En cas de suspension seulement temporaire, il s'interroge sur la manière dont seront dépensés les impôts supplémentaires perçus. «Il pourrait être pertinent de redistribuer cet argent aux communes et aux départements au prorata du nombre de frontaliers afin qu'il serve dans des projets visant à améliorer la qualité de vie des frontaliers», propose le candidat.
Une étude d'impact
Cette convention fiscale est même qualifiée d'«injustice», par Stéphane Reichling. Le candidat Rassemblement national sur la 9e circonscription mosellane estime que le texte est inégalitaire. «C'est la double peine pour les couples, car ce sont ceux qui gagnent moins qui paient le plus.» Pour lui, le texte est à revoir, et c'est une position qu'il compte défendre s'il est élu.
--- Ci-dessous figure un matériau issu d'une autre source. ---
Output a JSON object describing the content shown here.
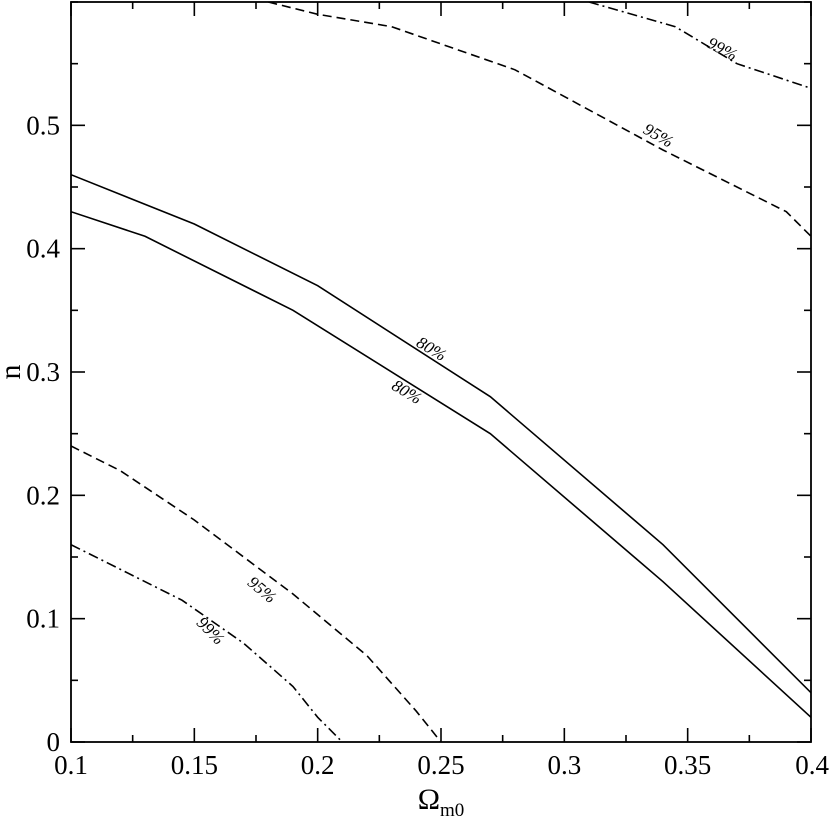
{
  "chart_data": {
    "type": "line",
    "title": "",
    "xlabel": "Ω",
    "xlabel_sub": "m0",
    "ylabel": "n",
    "xlim": [
      0.1,
      0.4
    ],
    "ylim": [
      0,
      0.6
    ],
    "x_ticks": [
      0.1,
      0.15,
      0.2,
      0.25,
      0.3,
      0.35,
      0.4
    ],
    "x_tick_labels": [
      "0.1",
      "0.15",
      "0.2",
      "0.25",
      "0.3",
      "0.35",
      "0.4"
    ],
    "y_ticks": [
      0,
      0.1,
      0.2,
      0.3,
      0.4,
      0.5
    ],
    "y_tick_labels": [
      "0",
      "0.1",
      "0.2",
      "0.3",
      "0.4",
      "0.5"
    ],
    "grid": false,
    "series": [
      {
        "label": "80%",
        "style": "solid",
        "points": [
          [
            0.1,
            0.46
          ],
          [
            0.15,
            0.42
          ],
          [
            0.2,
            0.37
          ],
          [
            0.27,
            0.28
          ],
          [
            0.34,
            0.16
          ],
          [
            0.4,
            0.04
          ]
        ],
        "label_at": [
          0.245,
          0.315
        ],
        "label_angle": 31
      },
      {
        "label": "80%",
        "style": "solid",
        "points": [
          [
            0.1,
            0.43
          ],
          [
            0.13,
            0.41
          ],
          [
            0.19,
            0.35
          ],
          [
            0.27,
            0.25
          ],
          [
            0.34,
            0.13
          ],
          [
            0.4,
            0.02
          ]
        ],
        "label_at": [
          0.235,
          0.28
        ],
        "label_angle": 31
      },
      {
        "label": "95%",
        "style": "dashed",
        "points": [
          [
            0.18,
            0.6
          ],
          [
            0.2,
            0.59
          ],
          [
            0.23,
            0.58
          ],
          [
            0.28,
            0.545
          ],
          [
            0.34,
            0.48
          ],
          [
            0.39,
            0.43
          ],
          [
            0.4,
            0.41
          ]
        ],
        "label_at": [
          0.337,
          0.488
        ],
        "label_angle": 30
      },
      {
        "label": "95%",
        "style": "dashed",
        "points": [
          [
            0.1,
            0.24
          ],
          [
            0.12,
            0.22
          ],
          [
            0.15,
            0.18
          ],
          [
            0.19,
            0.12
          ],
          [
            0.22,
            0.07
          ],
          [
            0.24,
            0.025
          ],
          [
            0.25,
            0
          ]
        ],
        "label_at": [
          0.176,
          0.12
        ],
        "label_angle": 40
      },
      {
        "label": "99%",
        "style": "dashdot",
        "points": [
          [
            0.31,
            0.6
          ],
          [
            0.345,
            0.58
          ],
          [
            0.37,
            0.55
          ],
          [
            0.4,
            0.53
          ]
        ],
        "label_at": [
          0.363,
          0.558
        ],
        "label_angle": 28
      },
      {
        "label": "99%",
        "style": "dashdot",
        "points": [
          [
            0.1,
            0.16
          ],
          [
            0.12,
            0.14
          ],
          [
            0.145,
            0.115
          ],
          [
            0.17,
            0.08
          ],
          [
            0.19,
            0.045
          ],
          [
            0.2,
            0.02
          ],
          [
            0.21,
            0
          ]
        ],
        "label_at": [
          0.155,
          0.087
        ],
        "label_angle": 45
      }
    ]
  }
}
Isabelle Rauch indique qu'un retour à l'ancienne version du texte est impossible, de même que sa suppression, «c'est ce qui régit la bonne relation entre la France et le Luxembourg en matière de fiscalité». En faveur de la suspension de la convention, elle fait savoir qu'une étude d'impact est actuellement menée afin de déterminer quels ménages sont concernés par cette hausse d'impôts. Ses résultats sont attendus en juillet. «Cette étude permettra d'apporter des correctifs de manière pérenne. On peut tout à fait corriger l'article 19 de la convention qui régit les revenus du travail», souligne la députée candidate, qui souligne «de très belles avancées entre les deux pays ces cinq dernières années».
Un constat partagé par Xavier Paluszkiewicz. S'il est réélu, le député de la troisième circonscription de Meurthe-et-Moselle entend bien venir à bout de cette double imposition, grâce à une correction de la convention fiscale franco-luxembourgeoise. «Il y aura des décisions à prendre dans l'intérêt des frontaliers, dont je continuerai à porter la voix au plus près des ministres de ce gouvernement», promet le candidat de la majorité présidentielle.
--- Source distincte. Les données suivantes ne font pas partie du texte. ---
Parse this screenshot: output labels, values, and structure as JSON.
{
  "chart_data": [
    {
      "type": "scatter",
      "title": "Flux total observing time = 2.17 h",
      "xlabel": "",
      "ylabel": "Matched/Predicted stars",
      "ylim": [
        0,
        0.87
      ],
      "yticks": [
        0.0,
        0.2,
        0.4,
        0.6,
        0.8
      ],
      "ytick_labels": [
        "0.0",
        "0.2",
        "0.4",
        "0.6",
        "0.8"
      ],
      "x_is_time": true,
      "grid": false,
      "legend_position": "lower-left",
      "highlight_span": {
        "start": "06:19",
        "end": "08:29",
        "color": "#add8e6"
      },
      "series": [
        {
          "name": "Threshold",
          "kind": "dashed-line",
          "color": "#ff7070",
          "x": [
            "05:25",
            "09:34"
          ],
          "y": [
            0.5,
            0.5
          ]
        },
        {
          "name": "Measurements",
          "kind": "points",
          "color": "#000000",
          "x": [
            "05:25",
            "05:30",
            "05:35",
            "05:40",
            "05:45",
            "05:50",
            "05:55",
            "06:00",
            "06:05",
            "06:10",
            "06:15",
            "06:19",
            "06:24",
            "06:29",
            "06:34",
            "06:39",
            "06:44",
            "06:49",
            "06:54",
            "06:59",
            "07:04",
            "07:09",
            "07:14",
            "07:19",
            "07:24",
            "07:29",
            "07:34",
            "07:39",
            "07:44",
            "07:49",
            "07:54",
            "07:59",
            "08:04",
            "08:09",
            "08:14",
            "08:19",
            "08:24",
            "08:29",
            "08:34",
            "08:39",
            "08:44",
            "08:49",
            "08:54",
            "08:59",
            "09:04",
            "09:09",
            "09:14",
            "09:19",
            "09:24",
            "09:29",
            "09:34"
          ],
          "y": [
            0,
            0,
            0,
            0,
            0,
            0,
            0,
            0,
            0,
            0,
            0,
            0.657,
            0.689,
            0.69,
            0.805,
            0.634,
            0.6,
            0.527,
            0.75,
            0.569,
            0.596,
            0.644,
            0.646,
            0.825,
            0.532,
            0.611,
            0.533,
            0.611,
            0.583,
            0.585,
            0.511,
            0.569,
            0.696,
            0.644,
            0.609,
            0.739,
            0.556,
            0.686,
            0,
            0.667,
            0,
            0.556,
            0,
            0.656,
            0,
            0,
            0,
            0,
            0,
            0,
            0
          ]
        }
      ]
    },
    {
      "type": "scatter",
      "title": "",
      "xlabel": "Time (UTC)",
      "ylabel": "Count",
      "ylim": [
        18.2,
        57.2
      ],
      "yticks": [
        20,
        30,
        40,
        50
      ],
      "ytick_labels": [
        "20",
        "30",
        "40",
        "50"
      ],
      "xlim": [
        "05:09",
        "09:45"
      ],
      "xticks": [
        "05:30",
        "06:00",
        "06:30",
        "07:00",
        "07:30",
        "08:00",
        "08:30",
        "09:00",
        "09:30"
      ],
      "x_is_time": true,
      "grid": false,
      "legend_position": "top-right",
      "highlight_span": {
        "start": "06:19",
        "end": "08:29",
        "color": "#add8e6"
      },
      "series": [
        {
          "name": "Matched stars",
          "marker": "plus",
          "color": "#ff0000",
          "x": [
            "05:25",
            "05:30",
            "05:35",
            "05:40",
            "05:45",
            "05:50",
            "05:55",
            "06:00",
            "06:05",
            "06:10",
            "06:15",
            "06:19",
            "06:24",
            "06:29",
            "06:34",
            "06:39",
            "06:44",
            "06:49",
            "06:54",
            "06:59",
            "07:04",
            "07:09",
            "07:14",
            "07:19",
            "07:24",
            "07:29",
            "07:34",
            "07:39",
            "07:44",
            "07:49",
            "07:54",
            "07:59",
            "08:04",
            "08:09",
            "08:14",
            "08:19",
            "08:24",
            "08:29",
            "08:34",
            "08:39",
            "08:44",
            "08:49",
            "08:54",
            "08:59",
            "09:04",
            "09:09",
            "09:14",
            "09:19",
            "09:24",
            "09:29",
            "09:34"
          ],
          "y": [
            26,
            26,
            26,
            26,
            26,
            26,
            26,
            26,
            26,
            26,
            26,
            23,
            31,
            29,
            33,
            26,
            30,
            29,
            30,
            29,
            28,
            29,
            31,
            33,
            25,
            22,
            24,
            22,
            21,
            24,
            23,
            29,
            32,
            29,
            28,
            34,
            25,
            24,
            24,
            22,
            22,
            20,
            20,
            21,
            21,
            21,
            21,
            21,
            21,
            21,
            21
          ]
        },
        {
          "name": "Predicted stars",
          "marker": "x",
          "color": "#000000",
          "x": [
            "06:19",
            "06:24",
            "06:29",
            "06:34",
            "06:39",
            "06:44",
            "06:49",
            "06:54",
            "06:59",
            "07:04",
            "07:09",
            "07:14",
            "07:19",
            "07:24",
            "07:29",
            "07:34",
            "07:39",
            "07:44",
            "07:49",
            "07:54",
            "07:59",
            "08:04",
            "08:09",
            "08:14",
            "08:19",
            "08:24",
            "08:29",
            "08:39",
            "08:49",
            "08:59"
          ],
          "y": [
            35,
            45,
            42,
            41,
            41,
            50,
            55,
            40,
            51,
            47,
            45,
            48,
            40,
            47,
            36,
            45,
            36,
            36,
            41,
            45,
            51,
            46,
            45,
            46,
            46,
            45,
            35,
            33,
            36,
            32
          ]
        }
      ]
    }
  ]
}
Lorsque les alertes ont été données, nous sommes intervenus auprès du ministère pour faire suspendre la convention fiscale.
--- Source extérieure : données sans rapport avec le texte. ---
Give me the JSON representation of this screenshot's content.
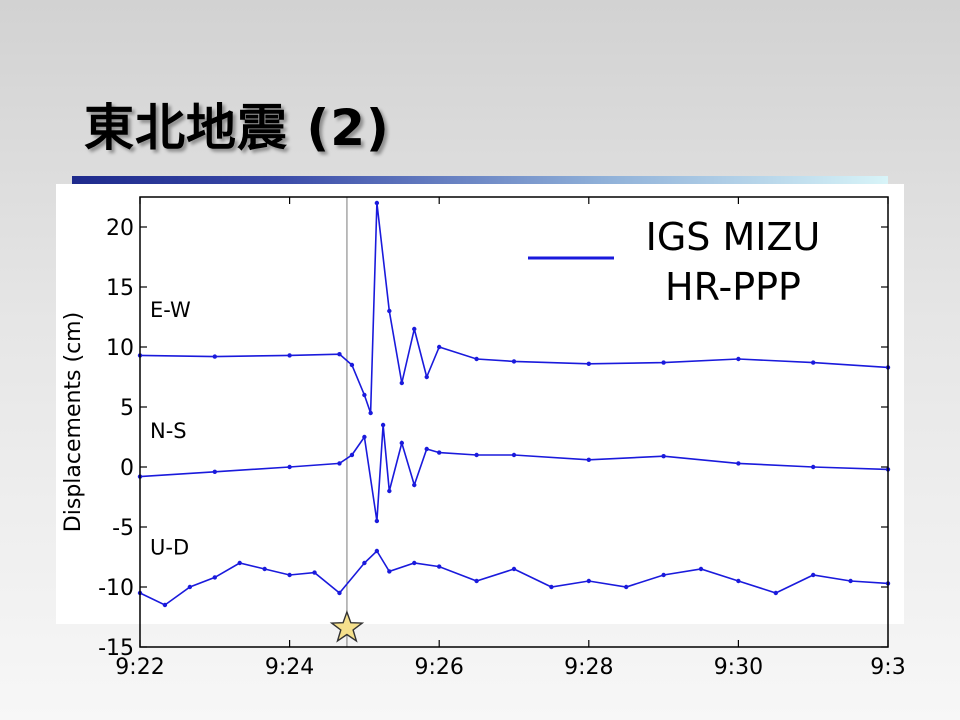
{
  "slide": {
    "title": "東北地震 (2)"
  },
  "colors": {
    "series": "#1a1adc",
    "frame": "#000000",
    "star_fill": "#f5e08c",
    "star_stroke": "#333333"
  },
  "chart_data": {
    "type": "line",
    "ylabel": "Displacements (cm)",
    "xlabel": "",
    "ylim": [
      -15,
      22.5
    ],
    "xlim": [
      "9:22",
      "9:32"
    ],
    "x_tick_labels": [
      "9:22",
      "9:24",
      "9:26",
      "9:28",
      "9:30",
      "9:3"
    ],
    "y_ticks": [
      -15,
      -10,
      -5,
      0,
      5,
      10,
      15,
      20
    ],
    "y_tick_labels": [
      "-15",
      "-10",
      "-5",
      "0",
      "5",
      "10",
      "15",
      "20"
    ],
    "marker_time": "9:24:46",
    "legend": {
      "line1": "IGS MIZU",
      "line2": "HR-PPP",
      "position": "top-right"
    },
    "series": [
      {
        "name": "E-W",
        "x": [
          "9:22:00",
          "9:23:00",
          "9:24:00",
          "9:24:40",
          "9:24:50",
          "9:25:00",
          "9:25:05",
          "9:25:10",
          "9:25:20",
          "9:25:30",
          "9:25:40",
          "9:25:50",
          "9:26:00",
          "9:26:30",
          "9:27:00",
          "9:28:00",
          "9:29:00",
          "9:30:00",
          "9:31:00",
          "9:32:00"
        ],
        "values": [
          9.3,
          9.2,
          9.3,
          9.4,
          8.5,
          6.0,
          4.5,
          22.0,
          13.0,
          7.0,
          11.5,
          7.5,
          10.0,
          9.0,
          8.8,
          8.6,
          8.7,
          9.0,
          8.7,
          8.3
        ]
      },
      {
        "name": "N-S",
        "x": [
          "9:22:00",
          "9:23:00",
          "9:24:00",
          "9:24:40",
          "9:24:50",
          "9:25:00",
          "9:25:10",
          "9:25:15",
          "9:25:20",
          "9:25:30",
          "9:25:40",
          "9:25:50",
          "9:26:00",
          "9:26:30",
          "9:27:00",
          "9:28:00",
          "9:29:00",
          "9:30:00",
          "9:31:00",
          "9:32:00"
        ],
        "values": [
          -0.8,
          -0.4,
          0.0,
          0.3,
          1.0,
          2.5,
          -4.5,
          3.5,
          -2.0,
          2.0,
          -1.5,
          1.5,
          1.2,
          1.0,
          1.0,
          0.6,
          0.9,
          0.3,
          0.0,
          -0.2
        ]
      },
      {
        "name": "U-D",
        "x": [
          "9:22:00",
          "9:22:20",
          "9:22:40",
          "9:23:00",
          "9:23:20",
          "9:23:40",
          "9:24:00",
          "9:24:20",
          "9:24:40",
          "9:25:00",
          "9:25:10",
          "9:25:20",
          "9:25:40",
          "9:26:00",
          "9:26:30",
          "9:27:00",
          "9:27:30",
          "9:28:00",
          "9:28:30",
          "9:29:00",
          "9:29:30",
          "9:30:00",
          "9:30:30",
          "9:31:00",
          "9:31:30",
          "9:32:00"
        ],
        "values": [
          -10.5,
          -11.5,
          -10.0,
          -9.2,
          -8.0,
          -8.5,
          -9.0,
          -8.8,
          -10.5,
          -8.0,
          -7.0,
          -8.7,
          -8.0,
          -8.3,
          -9.5,
          -8.5,
          -10.0,
          -9.5,
          -10.0,
          -9.0,
          -8.5,
          -9.5,
          -10.5,
          -9.0,
          -9.5,
          -9.7
        ]
      }
    ]
  }
}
Brahim Hammouche, député de la huitième circonscription de Moselle
Pour Laurent Jacobelli, une chose est sûre: la double imposition des frontaliers est inacceptable. «Il est temps d’arrêter de matraquer fiscalement nos concitoyens et que le travail paie», affirme le candidat Rassemblement national, qui promet de s'y opposer s'il est élu. Pour garantir le pouvoir d'achat des frontaliers et leur éviter une pression fiscale trop importante, «le gouvernement et son représentant ne sont ni clairs ni efficaces», poursuit le candidat.
Brahim Hammouche, actuel député dans la huitième circonscription où Laurent Jacobelli est candidat, s'en défend. «Lorsque les alertes ont été données, nous sommes intervenus auprès du ministère pour faire suspendre la convention fiscale». Régulièrement interpellé sur le sujet, le candidat à sa réélection ambitionne plus largement d'atteindre un point d'équilibre dans les relations entre la France et le Luxembourg. «On est dans un même bassin de vie, on étudie, on se marie, on travaille, c’est un bassin de vie et dans celui-ci il y a des spécificités, des singularités qui ne doivent pas devenir un frein au codéveloppement harmonieux», résume le candidat de la majorité présidentielle.